If it’s to serve as the guiding light, though, 343 will need its own, strongly held and carefully maintained vision for Halo. And there’s an argument that this is exactly what it’s been missing from the start.
343 was created as a caretaker studio for Halo after Bungie split from Microsoft, deciding it had had enough of the franchise hamster wheel. Safely cocooned within the Microsoft campus at Redmond, 343 was part of the mothership; it couldn’t happen again. Microsoft hired a lot of very talented people to work there, but the studio had no identity, and no purpose beyond servicing someone else’s creation. Even its name was an Easter egg (343 Guilty Spark is a memorable AI character from Halo: Combat Evolved).
It was a recipe for proficient cover versions that somehow missed the point. Halo 4 was an impressive technical showcase for Xbox 360, but a rather empty game. Halo 5 married a fun multiplayer suite to a campaign of seemingly free-associated sci-fi cliche that had next to nothing to do with what fans understood Halo to be. Infinite strained hard to re-create the look and feel of classic Halo, and then put those elements in a box that was the wrong shape (and hadn’t been taped together properly).
The truth is that, setting aside the striking iconography of Master Chief’s mirrored visor and the arcing ringworlds, Halo’s soul resided deep in Bungie’s code: the weight and recoil of the weapons, the whack of the melee, the floating jump, the elastic, looping combat encounters. Bungie took those secrets with it when it left. All those identifying marks can more readily be found in Destiny than in 343’s Halo games. Asking another team to re-create that magic is like tasking a developer outside of Nintendo HQ with making a Mario platformer — it’s never going to feel right. Forming a Bungie cover band was a thankless task, and the fault for Halo’s current parlous state lies more with Microsoft for this misconceived plan than with any of the individuals that have worked at 343.

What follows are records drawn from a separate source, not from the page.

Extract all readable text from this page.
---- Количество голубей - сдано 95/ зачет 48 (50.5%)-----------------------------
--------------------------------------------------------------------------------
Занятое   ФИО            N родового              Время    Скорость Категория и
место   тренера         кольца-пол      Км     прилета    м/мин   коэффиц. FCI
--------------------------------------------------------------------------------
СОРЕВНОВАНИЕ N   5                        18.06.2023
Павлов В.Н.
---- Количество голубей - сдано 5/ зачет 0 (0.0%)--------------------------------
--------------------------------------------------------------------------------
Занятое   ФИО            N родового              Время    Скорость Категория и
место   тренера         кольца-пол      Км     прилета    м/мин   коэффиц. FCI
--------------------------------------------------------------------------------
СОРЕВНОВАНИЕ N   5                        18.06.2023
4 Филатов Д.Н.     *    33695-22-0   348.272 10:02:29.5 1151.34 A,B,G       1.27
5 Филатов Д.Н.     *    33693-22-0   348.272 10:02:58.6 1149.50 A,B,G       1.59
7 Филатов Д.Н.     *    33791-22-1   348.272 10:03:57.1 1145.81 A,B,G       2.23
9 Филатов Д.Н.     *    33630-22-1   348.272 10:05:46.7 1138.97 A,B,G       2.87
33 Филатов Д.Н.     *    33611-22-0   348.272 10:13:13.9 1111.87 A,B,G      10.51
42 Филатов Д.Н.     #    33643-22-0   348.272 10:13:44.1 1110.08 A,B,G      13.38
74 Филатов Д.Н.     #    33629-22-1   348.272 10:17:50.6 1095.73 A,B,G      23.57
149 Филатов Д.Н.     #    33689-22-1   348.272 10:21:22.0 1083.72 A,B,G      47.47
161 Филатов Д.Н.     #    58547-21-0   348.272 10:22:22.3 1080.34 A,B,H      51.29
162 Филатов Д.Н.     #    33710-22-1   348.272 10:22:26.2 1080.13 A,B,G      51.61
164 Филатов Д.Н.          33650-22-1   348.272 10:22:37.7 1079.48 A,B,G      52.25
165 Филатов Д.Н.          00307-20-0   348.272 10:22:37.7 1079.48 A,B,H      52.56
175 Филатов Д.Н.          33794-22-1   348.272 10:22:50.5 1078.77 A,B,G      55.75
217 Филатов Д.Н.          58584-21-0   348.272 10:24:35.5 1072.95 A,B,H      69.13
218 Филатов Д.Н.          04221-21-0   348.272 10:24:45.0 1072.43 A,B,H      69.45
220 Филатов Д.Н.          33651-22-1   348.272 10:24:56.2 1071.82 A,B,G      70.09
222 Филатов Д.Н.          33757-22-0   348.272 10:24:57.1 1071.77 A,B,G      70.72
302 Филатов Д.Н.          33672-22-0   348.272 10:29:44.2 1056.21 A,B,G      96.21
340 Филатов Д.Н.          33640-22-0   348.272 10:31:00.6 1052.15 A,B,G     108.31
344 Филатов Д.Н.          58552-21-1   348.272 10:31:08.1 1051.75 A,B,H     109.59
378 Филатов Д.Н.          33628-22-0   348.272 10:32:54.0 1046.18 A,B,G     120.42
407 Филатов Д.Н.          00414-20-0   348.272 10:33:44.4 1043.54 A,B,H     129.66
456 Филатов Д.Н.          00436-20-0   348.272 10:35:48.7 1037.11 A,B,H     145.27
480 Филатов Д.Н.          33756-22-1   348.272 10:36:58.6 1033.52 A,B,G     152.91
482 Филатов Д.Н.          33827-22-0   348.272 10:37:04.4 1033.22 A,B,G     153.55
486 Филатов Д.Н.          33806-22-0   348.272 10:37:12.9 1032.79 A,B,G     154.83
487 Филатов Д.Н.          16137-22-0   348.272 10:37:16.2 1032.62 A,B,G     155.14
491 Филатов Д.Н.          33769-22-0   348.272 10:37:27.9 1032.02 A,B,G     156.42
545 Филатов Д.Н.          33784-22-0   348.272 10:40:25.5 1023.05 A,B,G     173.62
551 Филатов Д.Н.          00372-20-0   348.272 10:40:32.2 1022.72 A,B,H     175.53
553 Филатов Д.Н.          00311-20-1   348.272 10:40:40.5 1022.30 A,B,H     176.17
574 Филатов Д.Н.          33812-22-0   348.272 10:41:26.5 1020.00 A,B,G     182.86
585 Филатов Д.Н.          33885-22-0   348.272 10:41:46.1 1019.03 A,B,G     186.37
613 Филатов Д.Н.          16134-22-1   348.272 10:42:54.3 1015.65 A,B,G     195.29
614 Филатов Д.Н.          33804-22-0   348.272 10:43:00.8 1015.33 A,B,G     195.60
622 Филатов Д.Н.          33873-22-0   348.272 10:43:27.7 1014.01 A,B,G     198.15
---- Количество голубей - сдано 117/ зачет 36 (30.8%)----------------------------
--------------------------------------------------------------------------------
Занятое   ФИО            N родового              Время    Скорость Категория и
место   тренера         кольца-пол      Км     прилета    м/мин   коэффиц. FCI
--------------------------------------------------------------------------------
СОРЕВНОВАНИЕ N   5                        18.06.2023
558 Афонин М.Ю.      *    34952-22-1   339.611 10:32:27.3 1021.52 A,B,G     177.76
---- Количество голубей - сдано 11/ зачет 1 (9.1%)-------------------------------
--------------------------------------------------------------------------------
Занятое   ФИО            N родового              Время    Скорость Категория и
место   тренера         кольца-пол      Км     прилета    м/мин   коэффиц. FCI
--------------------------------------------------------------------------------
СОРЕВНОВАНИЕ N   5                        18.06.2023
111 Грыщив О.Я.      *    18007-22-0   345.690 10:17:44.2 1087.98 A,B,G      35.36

If the rumors that smaller-scale Halo narrative projects are being outsourced to other studios are untrue, perhaps Microsoft should think about whether it might not be a good idea after all. Recapturing the Bungie magic is impossible, so it becomes necessary to think about what else Halo might be. Studios with their own strong identities might have distinctive takes on Halo that could cut through 20 years of mythmaking and fan service and redefine it, similar to Konami’s intriguing plans to bring back Silent Hill.
For one of gaming’s most beloved series, and the flagship Xbox franchise, what has happened to Halo Infinite and 343 Industries is a drastic failure. The roots of that failure go all the way back to 343’s founding in 2007. The studio can rebuild, and build a new future for Halo, but it will need help — and to be given the opportunity to discover its own identity at last.